Will Pope Francis revitalize ecumenism and interfaith dialogue?
As the world is starting to get to know Pope Francis better, positive attention has focused on his humility and simplicity, his initial pastoral and populist gestures, his shunning of some of the trappings and customs of his new office, on his Franciscan “program” and Jesuit formation, his commitment to the poor, and of course his provenance from Latin America and the global south.
Chicago columnist Eugene Kennedy, not usually prone to gushing reviews of anything related to the Vatican, even goes cosmic in his review: “This papal resignation and election complete the Copernican Revolution that revealed that the Earth was not the center of the universe by making it clear central Europe is no longer the center of the Catholic Church…. Some might even say this is how the Spirit breathes on the world with what Jesuit poet Gerard Manley Hopkins called its ‘bright wings.’”
Of course, there are still plenty of skeptics on both the left (worried about allegations stemming from his actions and inactions during Argentina’s “Dirty War” and his rather incendiary rhetoric in condemning same-sex marriage) and the right (worried about his condemnation of “unjust distribution of goods”), who are pursuing questions and concerns of their own.
In addition to the positives already mentioned, it is comforting to see that the new pope also seems to have earned the respect of both his ecumenical and his interfaith partners in Argentina.
In comments released after Pope Francis’ election, the Anglican Bishop of Argentina and former Primate of the Anglican Church of the Southern Cone, Bishop Greg Venables called Cardinal Jorge Bergoglio “an inspired choice.”
Venable is quoted by the Anglican Communion News Service: “I have been with him on many occasions, and he always makes me sit next to him and invariably makes me take part and often do what he as cardinal should have done. He is consistently humble and wise, outstandingly gifted yet a common man. He is no fool and speaks out very quietly yet clearly when necessary.”
Most intriguingly—given the ecumenical difficulties Pope Benedict XVI’s decision to set up a separate ordinariate for Anglicans has created—Venable reports that then-Cardinal Jorge Bergoglio reached out to him at that very occasion. According to Venable, Bergoglio made it clear that he values the place of Anglicans in the church universal.
“He called me to have breakfast with him one morning and told me very clearly that the Ordinariate was quite unnecessary and that the church needs us as Anglicans.” The Anglican bishop added, “I consider this to be an inspired appointment not because he is a close and personal friend, but because of who he is in Christ. Pray for him.”

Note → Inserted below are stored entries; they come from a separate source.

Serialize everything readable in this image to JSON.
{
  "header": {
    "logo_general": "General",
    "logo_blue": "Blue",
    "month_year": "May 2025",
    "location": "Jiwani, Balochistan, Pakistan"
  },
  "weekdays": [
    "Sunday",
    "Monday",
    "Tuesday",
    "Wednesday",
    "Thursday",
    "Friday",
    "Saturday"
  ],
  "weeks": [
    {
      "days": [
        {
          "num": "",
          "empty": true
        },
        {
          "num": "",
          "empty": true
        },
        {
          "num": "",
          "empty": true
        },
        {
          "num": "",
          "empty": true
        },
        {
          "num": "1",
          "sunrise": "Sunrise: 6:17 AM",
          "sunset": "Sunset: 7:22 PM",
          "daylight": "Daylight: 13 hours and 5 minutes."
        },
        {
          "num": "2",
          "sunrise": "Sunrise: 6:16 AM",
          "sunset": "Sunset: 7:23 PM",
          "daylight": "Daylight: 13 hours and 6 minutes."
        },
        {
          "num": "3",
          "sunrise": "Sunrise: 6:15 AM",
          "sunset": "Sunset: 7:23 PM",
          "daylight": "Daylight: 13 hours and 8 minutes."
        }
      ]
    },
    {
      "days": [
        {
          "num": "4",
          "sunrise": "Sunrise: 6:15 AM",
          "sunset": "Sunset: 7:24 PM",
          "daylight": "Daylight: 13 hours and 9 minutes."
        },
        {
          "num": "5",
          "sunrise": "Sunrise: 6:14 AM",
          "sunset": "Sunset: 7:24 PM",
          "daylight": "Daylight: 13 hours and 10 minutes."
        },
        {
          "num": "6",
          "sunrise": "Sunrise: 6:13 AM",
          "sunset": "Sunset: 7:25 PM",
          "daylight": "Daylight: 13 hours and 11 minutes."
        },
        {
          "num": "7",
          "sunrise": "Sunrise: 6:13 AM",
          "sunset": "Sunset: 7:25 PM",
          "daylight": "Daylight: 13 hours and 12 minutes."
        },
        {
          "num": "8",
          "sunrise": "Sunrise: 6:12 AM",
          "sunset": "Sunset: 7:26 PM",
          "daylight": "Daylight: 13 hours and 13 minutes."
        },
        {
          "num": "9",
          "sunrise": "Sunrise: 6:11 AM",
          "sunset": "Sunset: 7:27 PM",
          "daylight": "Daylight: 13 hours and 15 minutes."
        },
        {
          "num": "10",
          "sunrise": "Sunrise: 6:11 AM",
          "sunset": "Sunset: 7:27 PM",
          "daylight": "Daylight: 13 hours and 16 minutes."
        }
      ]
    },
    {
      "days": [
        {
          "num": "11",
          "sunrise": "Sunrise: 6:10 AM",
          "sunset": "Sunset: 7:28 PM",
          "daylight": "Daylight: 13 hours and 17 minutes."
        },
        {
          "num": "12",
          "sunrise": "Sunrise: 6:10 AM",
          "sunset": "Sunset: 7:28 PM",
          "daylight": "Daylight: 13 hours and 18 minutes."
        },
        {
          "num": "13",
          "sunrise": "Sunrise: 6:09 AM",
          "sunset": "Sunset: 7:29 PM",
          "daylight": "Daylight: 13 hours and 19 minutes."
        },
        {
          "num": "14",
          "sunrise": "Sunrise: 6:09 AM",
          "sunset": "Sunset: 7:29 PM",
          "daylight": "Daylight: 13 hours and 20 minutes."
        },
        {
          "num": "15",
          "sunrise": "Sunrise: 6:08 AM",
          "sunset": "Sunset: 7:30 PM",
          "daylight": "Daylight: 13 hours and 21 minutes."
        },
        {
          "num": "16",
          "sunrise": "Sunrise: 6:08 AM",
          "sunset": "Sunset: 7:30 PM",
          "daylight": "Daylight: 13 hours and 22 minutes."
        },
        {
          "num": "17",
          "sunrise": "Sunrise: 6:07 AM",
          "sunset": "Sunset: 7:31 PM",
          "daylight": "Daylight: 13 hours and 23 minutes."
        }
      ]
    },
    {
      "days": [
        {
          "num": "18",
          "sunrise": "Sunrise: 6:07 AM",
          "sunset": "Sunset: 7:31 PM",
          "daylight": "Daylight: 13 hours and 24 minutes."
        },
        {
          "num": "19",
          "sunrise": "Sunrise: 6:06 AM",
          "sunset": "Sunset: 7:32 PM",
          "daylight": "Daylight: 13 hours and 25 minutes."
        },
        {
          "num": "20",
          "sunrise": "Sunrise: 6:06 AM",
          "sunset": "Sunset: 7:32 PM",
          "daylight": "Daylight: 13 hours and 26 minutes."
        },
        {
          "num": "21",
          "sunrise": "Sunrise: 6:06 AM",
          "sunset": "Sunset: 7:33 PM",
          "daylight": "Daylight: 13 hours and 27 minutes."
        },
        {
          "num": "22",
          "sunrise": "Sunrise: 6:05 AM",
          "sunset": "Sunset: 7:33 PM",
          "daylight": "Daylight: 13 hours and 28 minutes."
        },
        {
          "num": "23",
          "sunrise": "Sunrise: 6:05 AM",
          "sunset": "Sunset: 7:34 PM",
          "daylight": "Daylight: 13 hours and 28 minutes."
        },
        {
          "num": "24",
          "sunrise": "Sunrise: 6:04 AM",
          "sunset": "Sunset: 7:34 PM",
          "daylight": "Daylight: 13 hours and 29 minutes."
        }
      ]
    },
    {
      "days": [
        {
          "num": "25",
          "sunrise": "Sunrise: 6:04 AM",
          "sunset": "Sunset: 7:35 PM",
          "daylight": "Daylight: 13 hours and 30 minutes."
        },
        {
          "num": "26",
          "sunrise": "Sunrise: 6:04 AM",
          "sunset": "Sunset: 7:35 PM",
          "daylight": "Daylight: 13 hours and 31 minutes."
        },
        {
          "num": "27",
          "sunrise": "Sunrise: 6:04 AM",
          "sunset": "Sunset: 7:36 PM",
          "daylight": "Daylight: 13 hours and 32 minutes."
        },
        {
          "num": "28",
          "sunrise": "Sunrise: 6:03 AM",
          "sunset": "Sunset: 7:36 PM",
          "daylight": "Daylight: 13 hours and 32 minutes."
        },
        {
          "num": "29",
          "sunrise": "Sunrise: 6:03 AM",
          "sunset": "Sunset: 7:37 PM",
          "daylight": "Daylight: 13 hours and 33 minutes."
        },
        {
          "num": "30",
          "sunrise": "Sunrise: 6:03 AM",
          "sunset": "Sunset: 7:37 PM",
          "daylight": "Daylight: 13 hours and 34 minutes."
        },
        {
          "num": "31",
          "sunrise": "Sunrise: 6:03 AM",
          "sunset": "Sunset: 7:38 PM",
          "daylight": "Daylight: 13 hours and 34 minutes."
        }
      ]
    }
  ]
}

And in a positive report on the website of the Council for a Parliament of the World’s Religion, board member Leo D. Lefebvre, is convinced that “Pope Francis promises to be a forceful spokesperson for the poor, an eager and attentive partner in interreligious conversations, and a leader who reaches out to the entire world.”
According to Lefebvre, “Pope Francis has had deep experience in interreligious relations in Argentina.” He highlights, in particular, a book Bergoglio co-authored with Rabbi Abraham Skorka called Sobre el Cielo y la Tierra (On Heaven and Earth, Sudamericana, 2011). He quotes Bergoglio as saying in the book: “Dialogue is born from an attitude of respect for the other person, from a conviction that the other person has something good to say. It assumes that there is room in the heart for the person’s point of view, opinion, and proposal. To dialogue entails a cordial reception, not a prior condemnation. In order to dialogue, it is necessary to know how to lower the defenses, open the doors of the house, and offer human warmth.”
In a latter passage of the book, Bergoglio comments on “the question of humility. It pleases me also to use the word ‘meekness,’ which does not mean weakness. A religious leader can be very strong, very firm without exercising aggression. Jesus says that the one who leads must be one who serves. For me, this idea is valid for the religious person of whatever religious confession. Service confers the real power of religious leadership.”
It is worth noting that only hours after his election, Pope Francis sent a message to Rome's Chief Rabbi, Riccardo Di Segni inviting him to the inauguration Mass and telling him: “I very much hope to be able to contribute to the progress that relations between Jews and Catholics have experienced since the Second Vatican Council, in a spirit of renewed collaboration and at the service of a world that can be ever more harmonious with the will of the Creator."
These reports give reason for hope that the new pope may find ways to revitalize both the ecumenical movement and interfaith dialogue.